If you’re seeing exactly the same error then some part of your project would appear to be compiled for a different version (the root cause of this issue). Can you please paste the debugging output into a post here so we can see?
Can you tell us how you created this project, and what, if any, references you added? Can you also confirm what mainboard you have?
My current project is setup for 4.2. Don’t even have the 4.3 option available.
Can you provide me a link on how to create a project for spider the recommended way?

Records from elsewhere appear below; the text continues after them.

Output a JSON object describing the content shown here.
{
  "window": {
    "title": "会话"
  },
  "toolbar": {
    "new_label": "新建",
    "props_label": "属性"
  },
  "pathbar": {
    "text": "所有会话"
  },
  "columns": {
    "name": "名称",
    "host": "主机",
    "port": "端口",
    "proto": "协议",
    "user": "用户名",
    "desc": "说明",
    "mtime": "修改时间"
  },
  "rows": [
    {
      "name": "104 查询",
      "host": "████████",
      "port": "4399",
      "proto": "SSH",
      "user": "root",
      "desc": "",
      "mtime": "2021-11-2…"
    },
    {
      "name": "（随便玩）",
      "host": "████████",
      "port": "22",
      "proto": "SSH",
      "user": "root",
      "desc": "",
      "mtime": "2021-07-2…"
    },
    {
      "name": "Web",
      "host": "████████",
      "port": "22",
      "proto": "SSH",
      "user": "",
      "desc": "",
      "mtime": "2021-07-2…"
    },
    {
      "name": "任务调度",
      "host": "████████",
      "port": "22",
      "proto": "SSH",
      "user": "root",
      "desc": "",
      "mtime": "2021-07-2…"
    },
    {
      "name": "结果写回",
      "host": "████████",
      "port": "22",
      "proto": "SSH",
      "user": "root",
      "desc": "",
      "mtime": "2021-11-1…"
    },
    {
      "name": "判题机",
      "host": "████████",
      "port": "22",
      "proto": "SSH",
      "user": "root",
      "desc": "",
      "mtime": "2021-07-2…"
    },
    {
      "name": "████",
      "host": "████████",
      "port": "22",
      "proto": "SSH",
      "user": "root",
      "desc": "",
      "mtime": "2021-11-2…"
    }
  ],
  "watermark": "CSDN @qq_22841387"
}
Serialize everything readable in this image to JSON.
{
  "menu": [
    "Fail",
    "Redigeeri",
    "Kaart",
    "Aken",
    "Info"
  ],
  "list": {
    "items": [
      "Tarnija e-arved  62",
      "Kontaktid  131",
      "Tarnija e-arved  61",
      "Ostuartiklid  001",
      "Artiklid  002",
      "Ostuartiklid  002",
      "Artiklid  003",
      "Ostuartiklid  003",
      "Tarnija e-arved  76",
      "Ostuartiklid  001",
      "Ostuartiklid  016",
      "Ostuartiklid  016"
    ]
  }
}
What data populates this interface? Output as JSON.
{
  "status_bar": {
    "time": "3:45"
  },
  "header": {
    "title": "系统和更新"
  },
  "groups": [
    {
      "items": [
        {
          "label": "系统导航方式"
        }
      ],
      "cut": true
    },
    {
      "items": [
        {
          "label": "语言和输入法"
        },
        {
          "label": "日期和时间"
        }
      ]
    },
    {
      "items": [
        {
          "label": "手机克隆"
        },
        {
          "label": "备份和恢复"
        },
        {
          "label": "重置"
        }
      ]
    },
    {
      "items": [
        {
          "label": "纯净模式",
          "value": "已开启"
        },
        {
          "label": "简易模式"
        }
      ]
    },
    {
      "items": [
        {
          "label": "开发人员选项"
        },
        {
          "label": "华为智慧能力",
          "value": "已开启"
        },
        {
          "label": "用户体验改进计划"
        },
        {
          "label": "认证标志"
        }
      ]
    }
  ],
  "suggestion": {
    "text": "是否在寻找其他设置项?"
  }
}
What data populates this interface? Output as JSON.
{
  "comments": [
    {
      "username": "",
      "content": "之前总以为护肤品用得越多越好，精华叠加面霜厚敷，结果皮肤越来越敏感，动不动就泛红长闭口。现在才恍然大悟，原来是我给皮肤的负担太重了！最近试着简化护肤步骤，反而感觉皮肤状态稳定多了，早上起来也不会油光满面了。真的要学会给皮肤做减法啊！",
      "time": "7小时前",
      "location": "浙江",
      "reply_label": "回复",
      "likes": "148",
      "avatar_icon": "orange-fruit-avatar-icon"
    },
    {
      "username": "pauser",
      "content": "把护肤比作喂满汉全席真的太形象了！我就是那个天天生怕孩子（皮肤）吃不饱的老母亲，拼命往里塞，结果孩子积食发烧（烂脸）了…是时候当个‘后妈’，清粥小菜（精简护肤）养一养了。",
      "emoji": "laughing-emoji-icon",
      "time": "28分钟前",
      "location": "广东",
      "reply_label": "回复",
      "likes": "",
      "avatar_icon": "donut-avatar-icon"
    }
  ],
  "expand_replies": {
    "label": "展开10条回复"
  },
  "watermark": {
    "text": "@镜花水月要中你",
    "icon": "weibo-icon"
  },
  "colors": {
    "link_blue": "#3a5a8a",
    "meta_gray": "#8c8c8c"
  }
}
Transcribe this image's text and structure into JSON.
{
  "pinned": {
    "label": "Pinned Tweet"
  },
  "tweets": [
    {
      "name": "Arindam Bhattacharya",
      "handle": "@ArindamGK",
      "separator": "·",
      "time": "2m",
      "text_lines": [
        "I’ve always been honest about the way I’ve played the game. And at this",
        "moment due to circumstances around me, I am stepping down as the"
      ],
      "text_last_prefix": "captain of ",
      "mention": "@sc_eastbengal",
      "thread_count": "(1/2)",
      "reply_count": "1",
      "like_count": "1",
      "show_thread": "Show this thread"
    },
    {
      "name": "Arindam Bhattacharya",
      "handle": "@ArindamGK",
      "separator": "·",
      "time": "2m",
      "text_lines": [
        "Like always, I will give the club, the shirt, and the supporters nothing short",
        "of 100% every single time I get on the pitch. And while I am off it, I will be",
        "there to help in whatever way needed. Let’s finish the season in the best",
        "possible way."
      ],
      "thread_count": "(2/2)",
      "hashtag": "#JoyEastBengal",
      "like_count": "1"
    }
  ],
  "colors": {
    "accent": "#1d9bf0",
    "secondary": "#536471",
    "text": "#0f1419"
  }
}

I am just following the sample listed in the “First NETMF project”. Thanks.
The 4.3 option and default behaviour is only for when you use VS2012
To check what version of firmware and bootloader you should have, check the details in the readme of the SDK you have installed. For me, that’s in C:\program files (x86)\ghi electronics\GHI Premium NETMF v4.2 SDK and I’m looking in the GHI Premium NETMF v4.2 Release Notes.rtf document. According to that, you have the correct versions (Spider is based on EMX).
I don’t have a spider to walk through this. Perhaps you should first create a Gadgeteer project with a Spider in it to ensure there’s not something that it’s waiting for (like screen setup, I know there’s something there that it needs to do). So I would create a new Gadgeteer project, drag the Spider to the design surface from the toolbox if it’s not already there, and then try to deploy the code.
Brett. Thanks. Finally understand what andre.meant by the recommended way. My mistake was to create a project Microframe rather than a Gadgeter project, which won’t work with the HW. Now … moving on to understanding Glider … Thanks again
Your hardware WILL work with a standard 4.2 netmf console application, but for first initialisation it may need the Gadgeteer additional code to have successfully run.
I’d add a little more to that - Gadgeteer is a way to use specific drivers for Gadgeteer modules. If all you’re ever going to use is Gadgeteer modules, then use Gadgeteer as long as you like because you lose nothing by doing so and gain a lot in speed of code assembly (the design surface wizard).